Fun and games

I recently uncovered/remembered I had a old Dell laptop lying in the attic. I wanted to revive that sucker so I had a place to do private communication. Rather than being on my work laptop for everything.

I knew I had to bypass the BIOS admin password and luckily there is a simple tool for that online. So that was maybe 15 minutes. After I booted I saw it wanted to boot from network and otherwise it needed the BitLocker password. I do not possess that anymore so I got thinking on what shall I run on this system.

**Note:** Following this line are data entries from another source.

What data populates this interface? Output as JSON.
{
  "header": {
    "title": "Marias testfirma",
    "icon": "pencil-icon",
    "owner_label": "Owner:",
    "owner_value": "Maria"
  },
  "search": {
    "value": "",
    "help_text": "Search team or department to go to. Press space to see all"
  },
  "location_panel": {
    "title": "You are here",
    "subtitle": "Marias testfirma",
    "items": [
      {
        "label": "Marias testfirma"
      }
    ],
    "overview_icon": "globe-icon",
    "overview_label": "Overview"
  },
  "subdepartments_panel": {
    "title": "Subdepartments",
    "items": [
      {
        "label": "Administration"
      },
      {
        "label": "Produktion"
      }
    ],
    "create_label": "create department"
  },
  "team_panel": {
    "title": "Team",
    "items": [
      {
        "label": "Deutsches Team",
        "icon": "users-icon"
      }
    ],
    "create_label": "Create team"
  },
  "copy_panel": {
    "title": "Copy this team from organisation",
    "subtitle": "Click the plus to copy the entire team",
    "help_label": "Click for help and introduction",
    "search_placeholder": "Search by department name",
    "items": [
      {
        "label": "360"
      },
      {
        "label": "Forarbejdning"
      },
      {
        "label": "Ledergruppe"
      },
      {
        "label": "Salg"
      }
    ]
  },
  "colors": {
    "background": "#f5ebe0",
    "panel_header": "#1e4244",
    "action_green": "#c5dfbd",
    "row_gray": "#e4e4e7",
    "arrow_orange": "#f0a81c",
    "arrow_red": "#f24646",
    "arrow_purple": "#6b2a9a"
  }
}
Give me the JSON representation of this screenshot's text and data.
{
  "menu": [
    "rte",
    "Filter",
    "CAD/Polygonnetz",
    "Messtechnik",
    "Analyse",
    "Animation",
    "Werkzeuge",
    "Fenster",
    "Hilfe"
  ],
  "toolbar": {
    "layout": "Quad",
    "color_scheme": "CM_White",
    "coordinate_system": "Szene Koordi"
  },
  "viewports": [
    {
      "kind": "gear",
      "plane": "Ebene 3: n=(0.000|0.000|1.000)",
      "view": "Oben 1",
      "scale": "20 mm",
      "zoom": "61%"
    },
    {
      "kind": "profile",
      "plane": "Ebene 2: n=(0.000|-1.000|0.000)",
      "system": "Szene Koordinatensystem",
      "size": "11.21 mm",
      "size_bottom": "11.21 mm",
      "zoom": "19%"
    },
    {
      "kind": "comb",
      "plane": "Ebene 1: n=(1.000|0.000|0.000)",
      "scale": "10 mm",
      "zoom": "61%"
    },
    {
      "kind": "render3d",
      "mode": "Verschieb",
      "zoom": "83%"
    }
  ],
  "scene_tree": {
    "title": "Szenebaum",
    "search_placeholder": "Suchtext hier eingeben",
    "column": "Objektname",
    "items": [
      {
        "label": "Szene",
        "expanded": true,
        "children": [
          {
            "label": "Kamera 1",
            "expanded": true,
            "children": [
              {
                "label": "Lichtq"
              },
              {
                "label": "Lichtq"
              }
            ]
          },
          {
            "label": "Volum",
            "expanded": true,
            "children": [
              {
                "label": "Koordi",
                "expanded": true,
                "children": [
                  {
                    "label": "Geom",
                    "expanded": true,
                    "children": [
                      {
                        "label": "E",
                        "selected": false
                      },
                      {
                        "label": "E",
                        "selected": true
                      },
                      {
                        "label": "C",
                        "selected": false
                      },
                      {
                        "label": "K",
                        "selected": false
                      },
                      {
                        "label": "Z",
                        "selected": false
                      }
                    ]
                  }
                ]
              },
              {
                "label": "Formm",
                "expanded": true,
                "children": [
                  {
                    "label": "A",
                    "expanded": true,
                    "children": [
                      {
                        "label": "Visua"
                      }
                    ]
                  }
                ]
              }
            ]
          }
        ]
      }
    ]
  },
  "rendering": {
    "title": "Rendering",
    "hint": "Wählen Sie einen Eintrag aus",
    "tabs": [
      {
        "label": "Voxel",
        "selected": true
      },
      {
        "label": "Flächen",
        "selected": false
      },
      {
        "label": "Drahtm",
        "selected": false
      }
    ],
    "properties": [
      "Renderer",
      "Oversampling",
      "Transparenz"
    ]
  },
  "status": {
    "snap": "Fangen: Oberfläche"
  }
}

I wanted to give Arch Linux a shot. One I created again from scratch, this time with Wayland instead of X11. So I did a proof of concept in virtual machines on my work laptop. There I could start over as much as I needed. Document all the things that went wrong or needed tweaking. I did this quite a bunch, which is my recommendation for anyone starting with Arch install.

I am currently running Arch Linux, limine for booting instead of Grub. I use ly for the login/display manager. Then I run Hyprland as my desktop environment.

For email client I just use neomutt, the browser is Mercury and my terminal is still Kitty. As extra tooling I needed XDG Portal and HyprPaper to handle opening links from terminal and set the wallpaper respectively.

For the statusbar I run waybar and that is about it. It is minimalistic and brutalist. It works, it works well. It is running on a 2011 Dell laptop. It does not feel like it is so slow. Compared to my work laptop, a sick 2021 Dell XPS 15, at certain moments it feels a bit sluggish. Although not by a whole lot. I can watch my videos, read and process email and that is all I need to do. Occasionally I will write some code, but that is about it.

For a moment I was afraid that my system would be too slow since it ran so ridiculously sluggish inside my VM on my work laptop. Luckily for me that was no indication for physical hardware. It does not have a lot of hardware now but I have something lying around, maybe a faster CPU and definitely some extra memory.

Since it is running Hyprland that can be dynamic floating and tiling, ai currently try to use the tiling window. It takes some getting used to, but it does fit with how I normally work. Most of the time my windows are all full screen and never half-half overlapping or something. I definitely hardly ever see the desktop wallpaper. The only thing I currently miss, a slight bit, is I cannot alt-tab to different windows. However I generally only run Kitty on workspace 1 and Mercury on workspace 2. So a quick Super+1,2 takes care of that.

It is definitely fun to learn these programs a bit more and configure them. Is it for everyone, definitely not. If you enjoy delving into documentation and experimenting a bit, then I would suggest to give Hyprland a try. Does not have to be Arch Linux perse.